Limited Signs of Improvement, Financial Institutions Under Central Bank Scrutiny Face Worsening Conditions

The financial health of more than a dozen development banks and finance companies under the close watch of Nepal Rastra Bank (NRB) has been found to be deteriorating. According to the central bank’s latest second-quarter study, while some development banks have shown marginal improvement, the condition of finance companies has worsened further.

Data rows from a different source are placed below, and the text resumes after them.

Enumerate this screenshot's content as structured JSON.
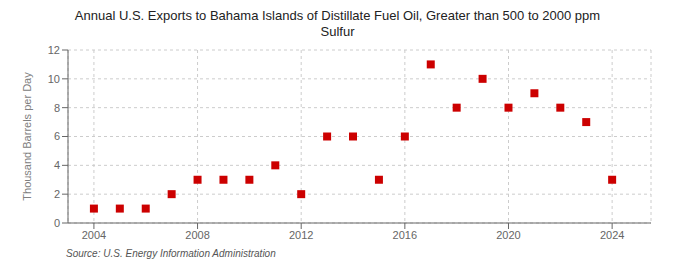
{
  "chart_data": {
    "type": "scatter",
    "title": "Annual U.S. Exports to Bahama Islands of Distillate Fuel Oil, Greater than 500 to 2000 ppm\nSulfur",
    "ylabel": "Thousand Barrels per Day",
    "annotations": [
      "Source: U.S. Energy Information Administration"
    ],
    "x": [
      2004,
      2005,
      2006,
      2007,
      2008,
      2009,
      2010,
      2011,
      2012,
      2013,
      2014,
      2015,
      2016,
      2017,
      2018,
      2019,
      2020,
      2021,
      2022,
      2023,
      2024
    ],
    "values": [
      1,
      1,
      1,
      2,
      3,
      3,
      3,
      4,
      2,
      6,
      6,
      3,
      6,
      11,
      8,
      10,
      8,
      9,
      8,
      7,
      3
    ],
    "color": "#cc0000",
    "marker": "square",
    "xlim": [
      2003,
      2025.5
    ],
    "ylim": [
      0,
      12
    ],
    "xticks": [
      2004,
      2008,
      2012,
      2016,
      2020,
      2024
    ],
    "yticks": [
      0,
      2,
      4,
      6,
      8,
      10,
      12
    ],
    "grid": true
  }
}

Following the declaration of Karnali Development Bank as problematic and its takeover on December 25, 2024, the NRB has placed institutions such as Pokhara Finance, Narayani Development Bank, Janaki Finance, Samriddhi Finance, Central Finance, Excel Development Bank, Sindhu Development Bank, and Saptakoshi Development Bank under strict surveillance. The study reveals that Narayani Development Bank’s non-performing loan (NPL) ratio has surged to 47.55 percent, up from 42.53 percent in the first quarter. Similarly, Janaki Finance reported an NPL ratio of 40.89 percent, Pokhara Finance 33.44 percent, Samriddhi Finance 19.30 percent, Gorkhas Finance 14.42 percent, and Reliance Finance 14.31 percent. Central Finance, Nepal Finance, and Saptakoshi Development Bank also recorded double-digit NPL ratios.

Excluding Nepal Share Market, Capital Merchant Banking, and Karnali Development Bank, which are already under NRB control, the situation of other monitored institutions remains alarming. While the NPL ratios of five development banks and three finance companies decreased in the second quarter, those of five finance companies and three development banks increased. The NRB has a policy of declaring institutions failing to maintain the minimum capital adequacy ratio as problematic, giving them six months to improve. Failure to do so could lead to mergers, acquisitions, or license revocation. However, with Governor Mahaprasad Adhikari’s tenure nearing its end, this issue has been put on hold for now.

Experts in the financial sector warn that the high NPL ratios and slow pace of improvement cast uncertainty over the future of these institutions. They argue that only effective measures by the NRB and the priorities of new leadership can resolve this crisis.